After taking up several odd jobs, he finally became a lecturer at a government degree college, continued his stint for several years and finally took voluntary retirement in 1993. 

He did his M Phil in 1977 on ‘Telugu lo Golusukattu Navalalu’ and PhD from Osmania University in 1988, on ‘Swatantra Udyamala Chitrana’ in Telugu novels. 

Vittaleshwara Shatakam is just one of the 22 books he has written. Among the several awards he has received is the prestigious Dasaradhi Award conferred by Telangana government in 2019. 

Journey started in 2014

In 2014, he started a library at his home with 5,000 books from his collection. He then started distributing pamphlets at meetings, seeking donations from people in the form of books. 

Eminent writers, poets and professors were so impressed that they started donating all their books to Vittalarcharya’s library. The collection grew to two lakh books in no time. 

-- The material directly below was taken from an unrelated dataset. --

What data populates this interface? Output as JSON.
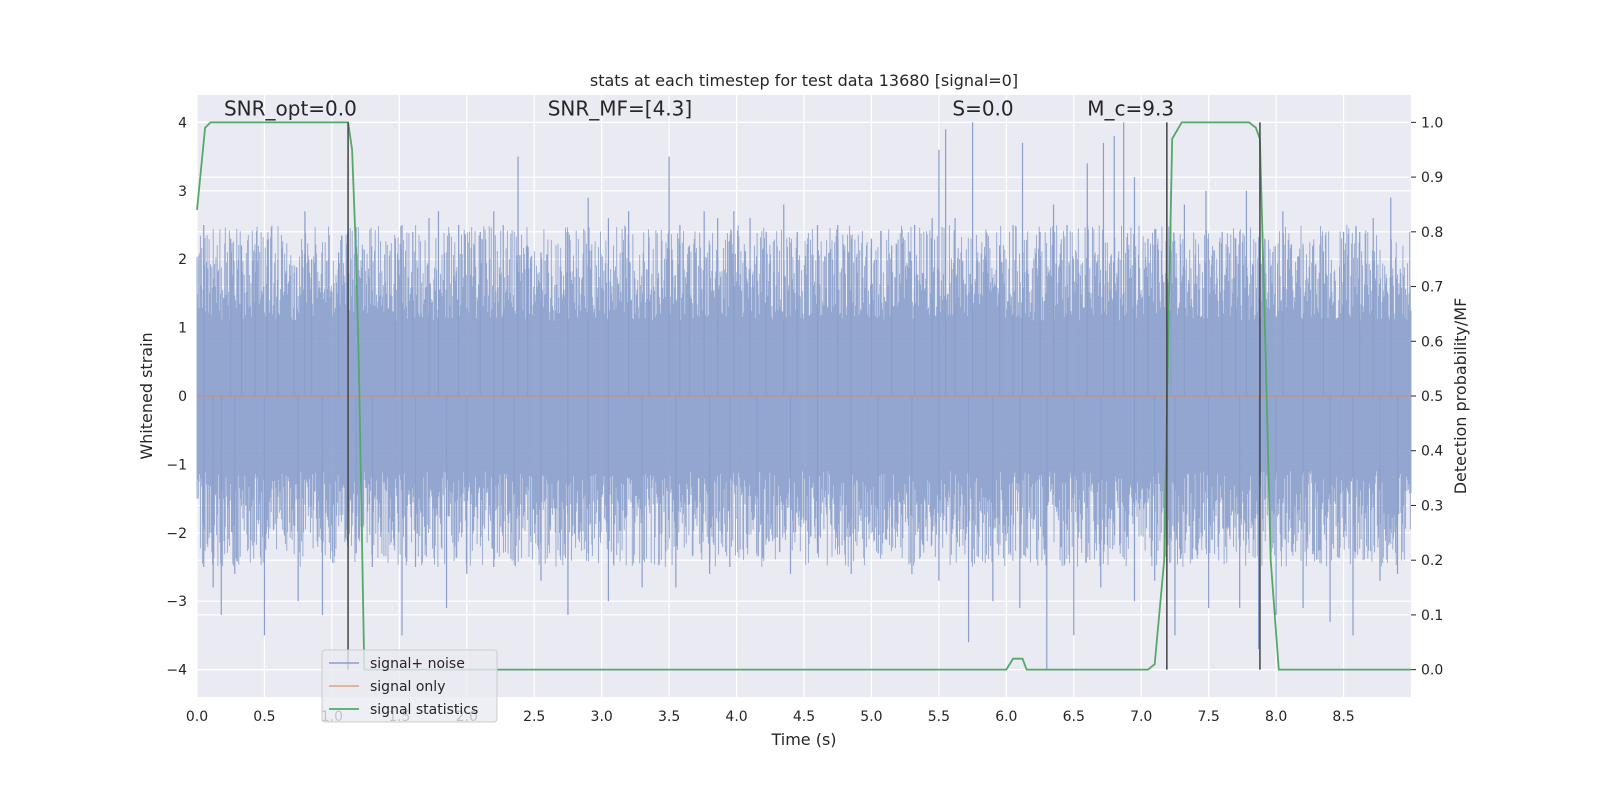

His library became a huge repository of information, frequently visited by research scholars from universities across the State, with eight of them receiving doctorates. Frequent readers from the village were given token rewards and were felicitated every year for being regular to the bookhouse. 
Thanks to donations from Vittalacharya’s students, who have prospered in their lives, he managed to demolish his old house, and mobilise Rs 50 lakh to build and dedicate a library to his village. The initiative became so popular that those who were inspired by Vittalacharya started libraries in eight villages.

“I didn’t want others to face the difficulties I endured during my days as a student. It is worrisome to see that others who suffered just like me are forgetting their roots after getting well-settled in cities. Even though they see others suffering, such people don’t do anything to help them in some way,”

Vittalacharya shares with a bit of concern. When asked what would happen to the library after his demise, he replied saying that everything has been taken care of.

On December 12, Vittalacharya will be conferred yet another award by Potti Sreeramulu Telugu University for his contribution to literature. He will receive the award from Vice-President M Venkaiah Naidu.